Осторожными шагами императрица освободила Глебова, но под суд не отдала – пусть повисит над ним дамокловым мечом угроза, рот, может, плотнее будет закрыт.
Но в одном государыня не послушала Орлова – обвенчаться с ним.
– Ваша тетя Елизавета обвенчалась же с Разумовским, и тебя никто не осудит, – налегал Григорий.
Деликатно завела она речь об этом с графом Паниным, всезнающим на ее взгляд, и в то же время коварным, мудрым змеем из библейской гравюры, который умел просчитать все на несколько шагов вперед.
В этот раз Панин отрезал без привычных выкрутасов.
– Слово императрицы для меня закон. А кто станет слушаться графини Орловой?
15
– Банкир Судерланд, Ваше императорское величество! – обе половины позолоченной двери приоткрылись, и Судерланд вошел привычной быстрой поступью.
– Как я рада видеть вас, мой милый банкир, – императрица улыбалась искренне, ей действительно становилось веселее от каждой встречи с этим чужестранцем, образованным и галантным, который, однако, никогда не опускался к привычной при дворе надоедливой патоке льстивости.
– День аудиенции в моем календаре каждый раз отмечаю как праздник. – Судерланд умиленно смотрел на перстень императрицы с удивительным камнем, который переливался каким-то необычным, чуть ли не фиолетовым оттенком, – до сих пор его еще не видел.
– Догадываетесь, почему зовут банкиров – нужны средства, – императрице легко как-то велось из Судерландом, она была уверена (и не раз тщательным образом проверяла), что ни одно слово между ними молвленное, не вырвется в Судерланда вне порога дворца. – Большие средства нужны.
– Большим людям – большие деньги, – поклонился банкир, потому что так ему было легче спрятать изменчивую кислинку, которая могла промелькнуть лицом и выдать его, – были хлопоты с невозвращением предыдущего заема.
– Вижу, придворную науку лести усваиваете как примерный спудей.
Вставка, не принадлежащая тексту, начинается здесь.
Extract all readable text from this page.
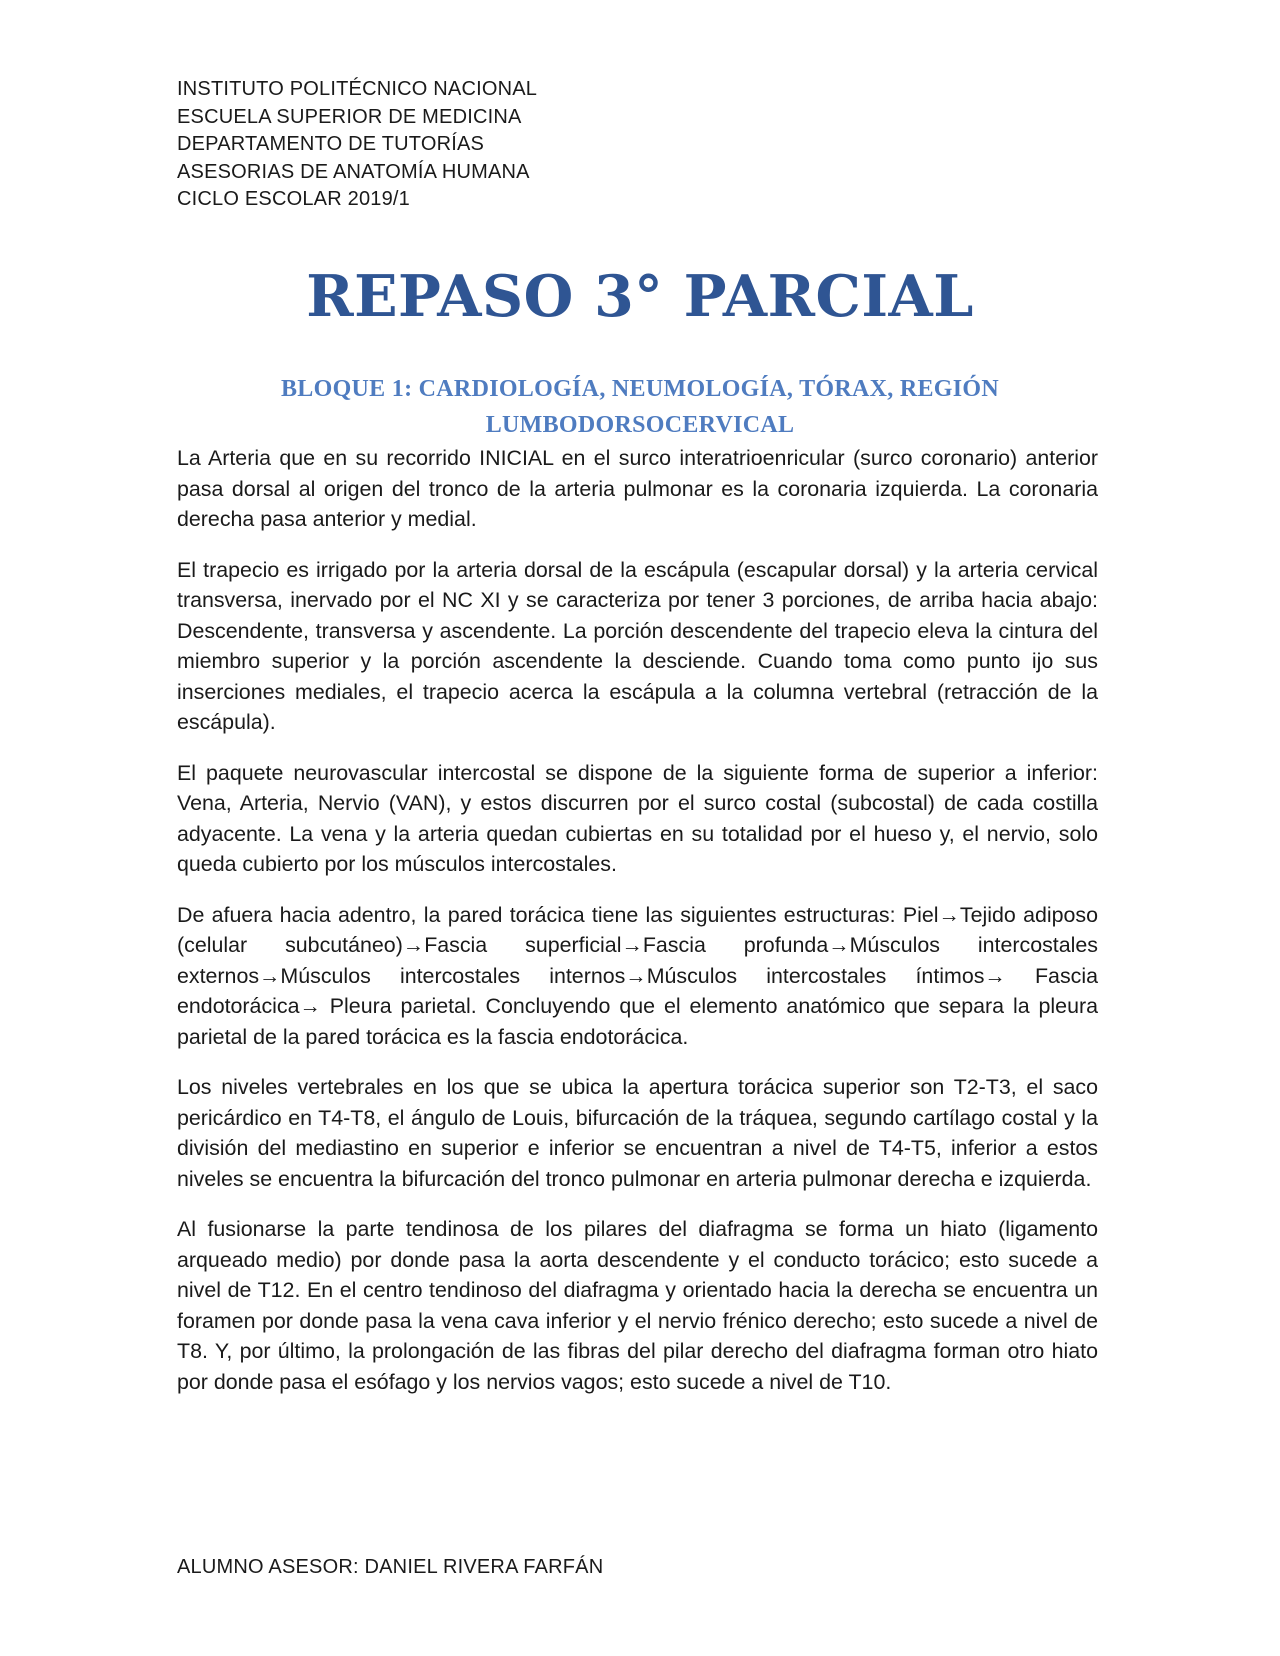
INSTITUTO POLITÉCNICO NACIONAL
ESCUELA SUPERIOR DE MEDICINA
DEPARTAMENTO DE TUTORÍAS
ASESORIAS DE ANATOMÍA HUMANA
CICLO ESCOLAR 2019/1
REPASO 3° PARCIAL
BLOQUE 1: CARDIOLOGÍA, NEUMOLOGÍA, TÓRAX, REGIÓN LUMBODORSOCERVICAL

La Arteria que en su recorrido INICIAL en el surco interatrioenricular (surco coronario) anterior pasa dorsal al origen del tronco de la arteria pulmonar es la coronaria izquierda. La coronaria derecha pasa anterior y medial.

El trapecio es irrigado por la arteria dorsal de la escápula (escapular dorsal) y la arteria cervical transversa, inervado por el NC XI y se caracteriza por tener 3 porciones, de arriba hacia abajo: Descendente, transversa y ascendente. La porción descendente del trapecio eleva la cintura del miembro superior y la porción ascendente la desciende. Cuando toma como punto ijo sus inserciones mediales, el trapecio acerca la escápula a la columna vertebral (retracción de la escápula).

El paquete neurovascular intercostal se dispone de la siguiente forma de superior a inferior: Vena, Arteria, Nervio (VAN), y estos discurren por el surco costal (subcostal) de cada costilla adyacente. La vena y la arteria quedan cubiertas en su totalidad por el hueso y, el nervio, solo queda cubierto por los músculos intercostales.

De afuera hacia adentro, la pared torácica tiene las siguientes estructuras: Piel→Tejido adiposo (celular subcutáneo)→Fascia superficial→Fascia profunda→Músculos intercostales externos→Músculos intercostales internos→Músculos intercostales íntimos→ Fascia endotorácica→ Pleura parietal. Concluyendo que el elemento anatómico que separa la pleura parietal de la pared torácica es la fascia endotorácica.

Los niveles vertebrales en los que se ubica la apertura torácica superior son T2-T3, el saco pericárdico en T4-T8, el ángulo de Louis, bifurcación de la tráquea, segundo cartílago costal y la división del mediastino en superior e inferior se encuentran a nivel de T4-T5, inferior a estos niveles se encuentra la bifurcación del tronco pulmonar en arteria pulmonar derecha e izquierda.

Al fusionarse la parte tendinosa de los pilares del diafragma se forma un hiato (ligamento arqueado medio) por donde pasa la aorta descendente y el conducto torácico; esto sucede a nivel de T12. En el centro tendinoso del diafragma y orientado hacia la derecha se encuentra un foramen por donde pasa la vena cava inferior y el nervio frénico derecho; esto sucede a nivel de T8. Y, por último, la prolongación de las fibras del pilar derecho del diafragma forman otro hiato por donde pasa el esófago y los nervios vagos; esto sucede a nivel de T10.

ALUMNO ASESOR: DANIEL RIVERA FARFÁN
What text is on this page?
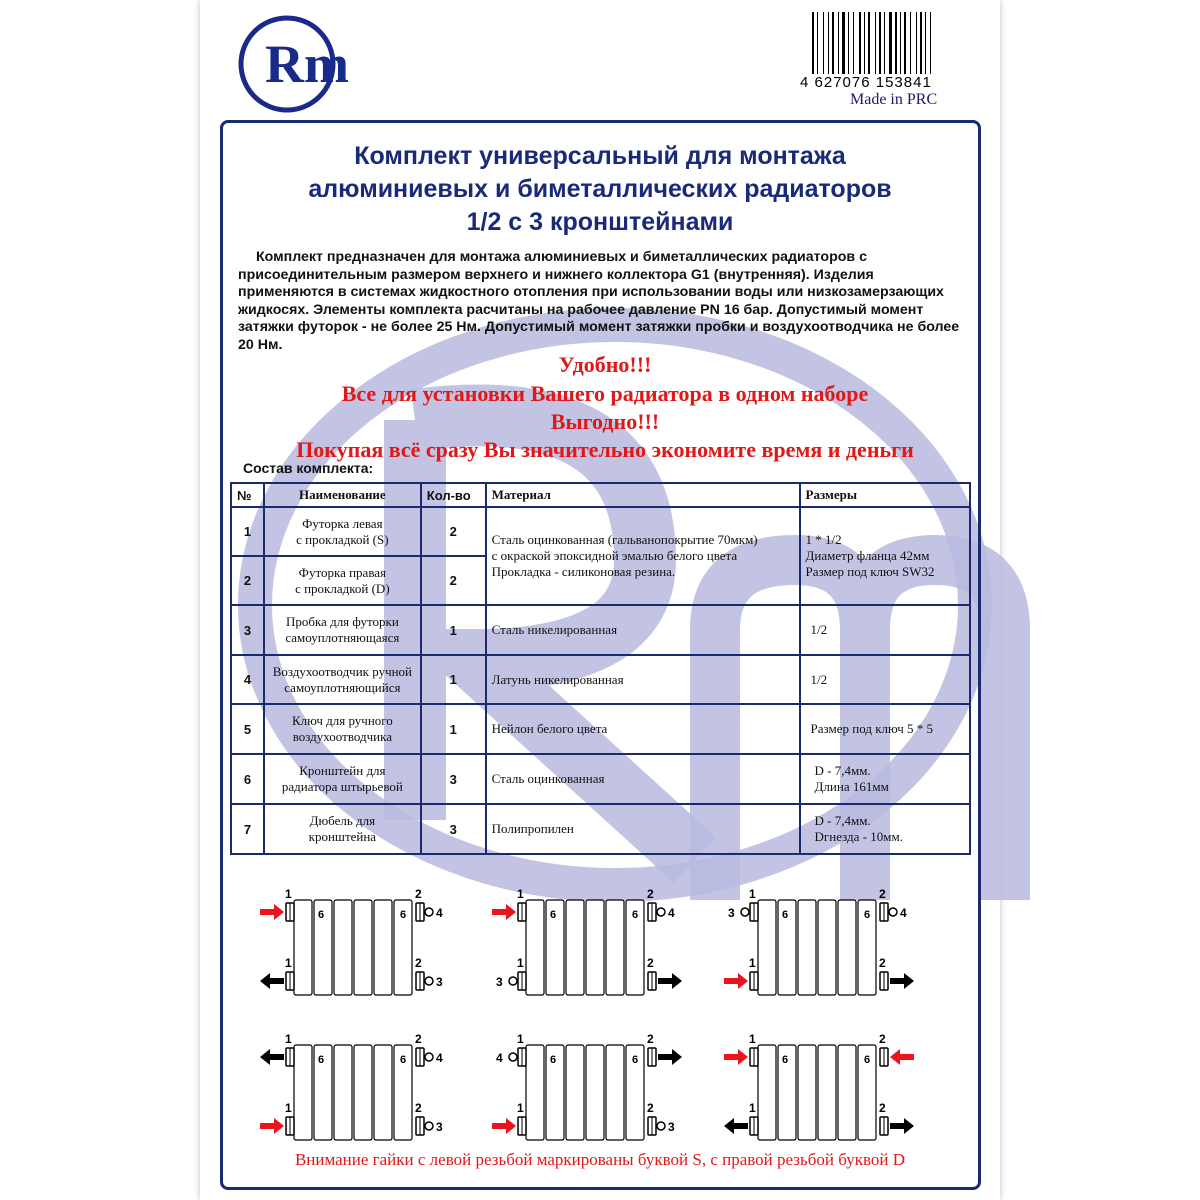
Rm	4 627076 153841
Made in PRC
Комплект универсальный для монтажа
алюминиевых и биметаллических радиаторов
1/2 с 3 кронштейнами
Комплект предназначен для монтажа алюминиевых и биметаллических радиаторов с присоединительным размером верхнего и нижнего коллектора G1 (внутренняя). Изделия применяются в системах жидкостного отопления при использовании воды или низкозамерзающих жидкосях. Элементы комплекта расчитаны на рабочее давление PN 16 бар. Допустимый момент затяжки футорок - не более 25 Нм. Допустимый момент затяжки пробки и воздухоотводчика не более 20 Нм.
Удобно!!!
Все для установки Вашего радиатора в одном наборе
Выгодно!!!
Покупая всё сразу Вы значительно экономите время и деньги
Состав комплекта:
№	Наименование	Кол-во	Материал	Размеры
1	Футорка левая
с прокладкой (S)	2	Сталь оцинкованная (гальванопокрытие 70мкм)
с окраской эпоксидной эмалью белого цвета
Прокладка - силиконовая резина.	1 * 1/2
Диаметр фланца 42мм
Размер под ключ SW32
2	Футорка правая
с прокладкой (D)	2		
3	Пробка для футорки
самоуплотняющаяся	1	Сталь никелированная	1/2
4	Воздухоотводчик ручной
самоуплотняющийся	1	Латунь никелированная	1/2
5	Ключ для ручного
воздухоотводчика	1	Нейлон белого цвета	Размер под ключ 5 * 5
6	Кронштейн для
радиатора штырьевой	3	Сталь оцинкованная	D - 7,4мм.
Длина 161мм
7	Дюбель для
кронштейна	3	Полипропилен	D - 7,4мм.
Dгнезда - 10мм.
6	6
1	2
4
1	2
3
6	6
1	2
4
1
3
2
6	6
1
3
2
4
1	2
6	6
1	2
4
1	2
3
6	6
1
4
2
1	2
3
6	6
1	2
1	2
Внимание гайки с левой резьбой маркированы буквой S, с правой резьбой буквой D
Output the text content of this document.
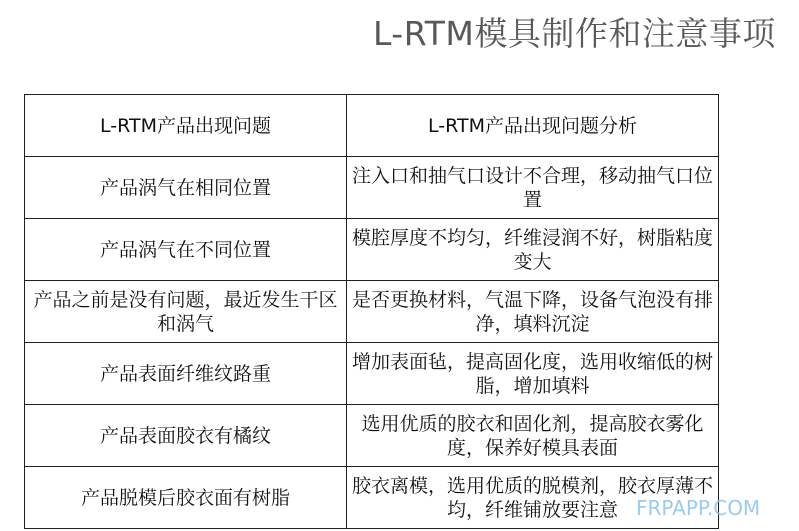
L-RTM模具制作和注意事项
L-RTM产品出现问题	L-RTM产品出现问题分析
产品涡气在相同位置	注入口和抽气口设计不合理，移动抽气口位置
产品涡气在不同位置	模腔厚度不均匀，纤维浸润不好，树脂粘度变大
产品之前是没有问题，最近发生干区和涡气	是否更换材料，气温下降，设备气泡没有排净，填料沉淀
产品表面纤维纹路重	增加表面毡，提高固化度，选用收缩低的树脂，增加填料
产品表面胶衣有橘纹	选用优质的胶衣和固化剂，提高胶衣雾化度，保养好模具表面
产品脱模后胶衣面有树脂	胶衣离模，选用优质的脱模剂，胶衣厚薄不均，纤维铺放要注意 FRPAPP.COM
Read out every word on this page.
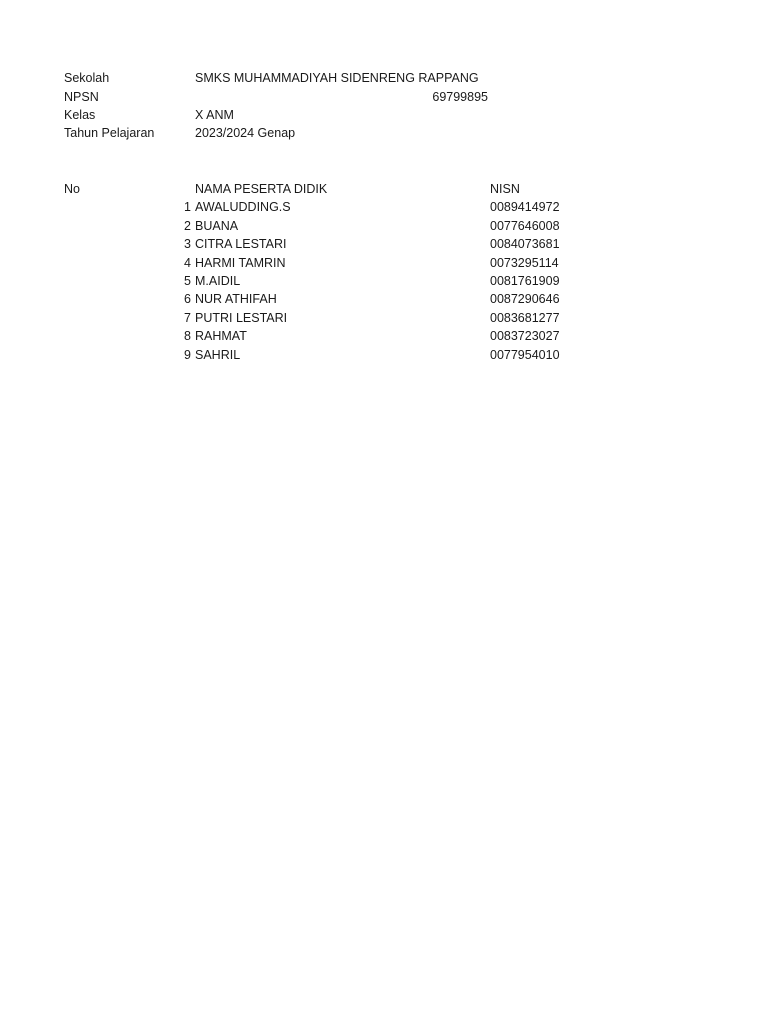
Sekolah	SMKS MUHAMMADIYAH SIDENRENG RAPPANG
NPSN	69799895
Kelas	X ANM
Tahun Pelajaran	2023/2024 Genap
No	NAMA PESERTA DIDIK	NISN
1 AWALUDDING.S	0089414972
2 BUANA	0077646008
3 CITRA LESTARI	0084073681
4 HARMI TAMRIN	0073295114
5 M.AIDIL	0081761909
6 NUR ATHIFAH	0087290646
7 PUTRI LESTARI	0083681277
8 RAHMAT	0083723027
9 SAHRIL	0077954010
– Нет, Ваше императорское величество, я просто цитирую сказанное Дидро, и Вольтером, и Гриммом на всех европейских перекрестках.
Судерланд хотя и имел хлопоты с заимствованиями раньше, но был уверен, что многоразово окупятся они: трон крепок, бунты придушены, следовательно,расплатится.
– За что я люблю банкиров, то даже не за то, что деньги дают, а еще больше за умение не ставить глупые вопросы: зачем эти деньги? – Императрица подошла к окну и, примолкнув, загляделась в весеннюю даль. По умытой после зимы лазури неба, какой-то наивной и целомудренной, плыли нахмуренные тучи, но нахмурились они наигранно, не всерьез и не будили в душе беспросветную осеннюю печаль; на нераспустившихся еще ветвях, где едва проклевывалась и еще не торжествовала зелень, уселась стайка грачей – черные крапинки между зеленоватого дымка, будто умышленно рисованные тушью неумелой детской рукой. И так каждую весну, и много-много весен, и сотни лет будет приходить неумолимая пора воскресения природы; ее, великой императрицы, давно уже на земле не будет, а птицы так же беззаботно будут возиться на нераспустившихся еще ветках. Но она должна успеть, должна остаться, а то не хорошо так – владеть полмиром и бесследно исчезнуть, самое большее, прорасти какой-то травой.